Старичка-профессора мы отыскали в двухместном реанимационном боксе. Он мирно посапывал и не проснулся, даже когда мы над ним склонились. Его сосед, пучеглазый хрыч, пробовал возмутиться нашим поздним вторжением, Маркофьев пригрозил, что устроит ему эвтаназию, и ворчун прикусил язык.

Маркофьев вытащил связку ключей и погремел ею над ухом спящего. Профессор встрепенулся.

— Что? Сколько времени? Откуда вы взялись, — сев на постели, бормотал он.

Маркофьев расплылся в улыбке.

— Привезли вам пожелания скорейшего выздоровления от первого лица нашей страны…

Профессор все еще плохо соображал — возможно, после сна, возможно, из-за недавнего наркоза.
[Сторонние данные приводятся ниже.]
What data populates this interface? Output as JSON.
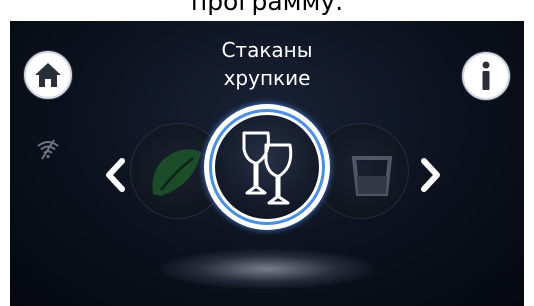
{
  "caption": {
    "text": "программу."
  },
  "header": {
    "title_line1": "Стаканы",
    "title_line2": "хрупкие"
  },
  "icons": {
    "home": "home-icon",
    "info": "info-icon",
    "wifi": "wifi-disconnected-icon",
    "prev": "chevron-left-icon",
    "next": "chevron-right-icon",
    "selected_program": "wine-glasses-icon",
    "prev_program": "eco-leaf-icon",
    "next_program": "tumbler-glass-icon"
  },
  "colors": {
    "screen_bg": "#0b111d",
    "selection_ring": "#4a8fe0",
    "icon": "#ffffff"
  }
}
Свесил ноги, пытаясь нащупать ими тапочки.

— Что вы делаете! — ужаснулась медсестра. — Ему нельзя подниматься! Он неходячий!

Врач обессиленно прислонился к дверному косяку.

— Есть в вашем лечебном заведении спирт? — спросил эскулапа Маркофьев. И пояснил. — Ну, которым протирают иглы шприцов и прочие инструменты? Принесите граммов двести и три мензурки. Надо отметить встречу.

Лекарь, потеряв над собой контроль, бросился на Маркофьева с кулаками. Медсестра завыла и побежала, наверно, вызывать милицию. Я пытался дерущихся разнять. Но они повалились на кровать пучеглазого ворчуна и сплелись в тугой узел.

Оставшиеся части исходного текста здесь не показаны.